Quantifying this picture required the development of more precise diagnostics of global SFRs in galaxies. The first quantitative SFRs were derived from evolutionary synthesis models of galaxy colors (Tinsley 1968, 1972, Searle et al 1973). These studies confirmed the trends in SFRs and star formation histories along the Hubble sequence and led to the first predictions of the evolution of the SFR with cosmic lookback time. Subsequent modeling of blue galaxies by Bagnuolo (1976), Huchra (1977), Larson & Tinsley (1978) revealed the importance of star formation bursts in the evolution of low-mass galaxies and interacting systems. Over the next decade, the field matured fully, with the development of more precise direct SFR diagnostics, including integrated emission-line fluxes (Cohen 1976, Kennicutt 1983a), near-ultraviolet continuum fluxes (Donas & Deharveng 1984), and infrared (IR) continuum fluxes (Harper & Low 1973, Rieke & Lebofsky 1978, Telesco & Harper 1980). These provided absolute SFRs for large samples of nearby galaxies, and these were subsequently interpreted in terms of the evolutionary properties of galaxies by Kennicutt (1983a), Gallagher et al (1984), Sandage (1986).

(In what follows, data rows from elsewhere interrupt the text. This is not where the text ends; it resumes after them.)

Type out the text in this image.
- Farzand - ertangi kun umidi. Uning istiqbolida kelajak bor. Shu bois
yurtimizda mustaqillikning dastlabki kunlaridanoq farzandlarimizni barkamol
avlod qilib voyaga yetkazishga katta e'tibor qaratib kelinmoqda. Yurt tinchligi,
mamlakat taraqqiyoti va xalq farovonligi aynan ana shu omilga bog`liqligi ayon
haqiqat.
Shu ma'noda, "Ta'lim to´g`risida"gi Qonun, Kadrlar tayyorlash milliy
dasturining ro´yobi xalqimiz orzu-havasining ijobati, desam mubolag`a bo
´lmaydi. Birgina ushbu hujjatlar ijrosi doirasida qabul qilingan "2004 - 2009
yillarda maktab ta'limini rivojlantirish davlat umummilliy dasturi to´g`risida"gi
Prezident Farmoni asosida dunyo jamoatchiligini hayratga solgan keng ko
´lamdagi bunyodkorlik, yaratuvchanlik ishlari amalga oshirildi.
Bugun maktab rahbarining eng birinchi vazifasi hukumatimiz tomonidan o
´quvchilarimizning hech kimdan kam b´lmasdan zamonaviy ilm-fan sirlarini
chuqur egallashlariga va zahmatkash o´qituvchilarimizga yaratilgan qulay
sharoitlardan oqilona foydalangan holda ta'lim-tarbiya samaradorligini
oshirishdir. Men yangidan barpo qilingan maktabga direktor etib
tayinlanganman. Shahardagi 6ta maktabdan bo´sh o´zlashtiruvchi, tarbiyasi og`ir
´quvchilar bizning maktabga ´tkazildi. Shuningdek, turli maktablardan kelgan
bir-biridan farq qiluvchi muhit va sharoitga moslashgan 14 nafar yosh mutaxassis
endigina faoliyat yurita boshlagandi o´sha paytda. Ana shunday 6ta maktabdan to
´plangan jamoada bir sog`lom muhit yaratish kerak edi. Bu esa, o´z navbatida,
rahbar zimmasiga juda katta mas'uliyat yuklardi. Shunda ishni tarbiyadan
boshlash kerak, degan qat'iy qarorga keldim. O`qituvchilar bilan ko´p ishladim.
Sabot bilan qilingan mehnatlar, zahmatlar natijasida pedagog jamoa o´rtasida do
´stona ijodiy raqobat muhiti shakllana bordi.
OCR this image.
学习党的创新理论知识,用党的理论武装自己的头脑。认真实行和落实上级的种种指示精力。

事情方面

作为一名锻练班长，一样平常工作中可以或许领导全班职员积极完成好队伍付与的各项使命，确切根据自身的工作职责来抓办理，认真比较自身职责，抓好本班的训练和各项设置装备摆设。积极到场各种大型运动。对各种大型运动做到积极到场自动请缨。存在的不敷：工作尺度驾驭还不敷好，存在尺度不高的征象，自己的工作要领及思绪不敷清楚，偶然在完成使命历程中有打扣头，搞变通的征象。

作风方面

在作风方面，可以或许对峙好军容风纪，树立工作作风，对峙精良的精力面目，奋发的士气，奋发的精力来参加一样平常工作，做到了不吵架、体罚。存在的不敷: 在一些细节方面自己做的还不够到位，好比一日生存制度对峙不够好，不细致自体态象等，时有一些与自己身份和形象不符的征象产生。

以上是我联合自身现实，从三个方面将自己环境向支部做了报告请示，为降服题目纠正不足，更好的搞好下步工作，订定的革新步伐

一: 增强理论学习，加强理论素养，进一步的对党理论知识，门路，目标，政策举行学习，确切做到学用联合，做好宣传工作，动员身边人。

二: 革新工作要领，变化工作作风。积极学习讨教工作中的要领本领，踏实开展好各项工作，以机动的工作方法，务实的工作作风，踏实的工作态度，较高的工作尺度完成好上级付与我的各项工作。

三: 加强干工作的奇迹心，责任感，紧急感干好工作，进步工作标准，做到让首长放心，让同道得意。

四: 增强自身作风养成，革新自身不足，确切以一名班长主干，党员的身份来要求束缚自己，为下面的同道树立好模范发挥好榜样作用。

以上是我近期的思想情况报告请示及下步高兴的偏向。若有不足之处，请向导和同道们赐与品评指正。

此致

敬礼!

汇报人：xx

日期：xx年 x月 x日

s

Activity in this field has grown enormously in the past decade, stimulated in large part by two major revelations. The first was the discovery of a large population of ultraluminous IR starburst galaxies by the Infrared Astronomical Satellite (IRAS) in the mid-1980s. Starbursts had been identified (and coined) from groundbased studies (Rieke & Lebofsky 1979, Weedman et al 1981), but IRAS revealed the ubiquity of the phenomenon and the extreme nature of the most luminous objects. The latest surge of interest in the field has been stimulated by the detection of star-forming galaxies at high redshift, now exceeding z = 3 (Steidel et al 1996, Ellis 1997). This makes it possible to apply the locally calibrated SFR diagnostics to distant galaxies and to directly trace the evolution of the SFR density and the Hubble sequence with cosmological lookback time.

The focus of this review is on the broad patterns in the star formation properties of galaxies and their implications for the evolutionary properties of the Hubble sequence. It begins with a summary of the diagnostic methods used to measure SFRs in galaxies, followed by a summary of the systematics of SFRs along the Hubble sequence and the interpretation of those trends in terms of galaxy evolution. It concludes with a brief discussion of the physical regulation of the SFR in galaxies and future prospects in this field. Galaxies exhibit a huge dynamic range in SFRs, over six orders of magnitude even when normalized per unit area and galaxy mass, and the continuity of physical properties over this entire spectrum of activities is a central theme of this review.

With this broad approach in mind, I cannot begin to review the hundreds of important papers on the star formation properties of individual galaxies or the rich theoretical literature on this subject. Fortunately, there are several previous reviews in this series that provide thorough discussions of key aspects of this field. A broad review of the physical properties of galaxies along the Hubble sequence can be found in Roberts & Haynes (1994). The star formation and evolutionary properties of irregular galaxies are reviewed by Gallagher & Hunter (1984). The properties of IR-luminous starbursts are the subject of several reviews, most recently those by Soifer et al (1987), Telesco (1988), Sanders & Mirabel (1996). Finally, an excellent review of faint blue galaxies by Ellis (1997) describes many applications to high-redshift objects.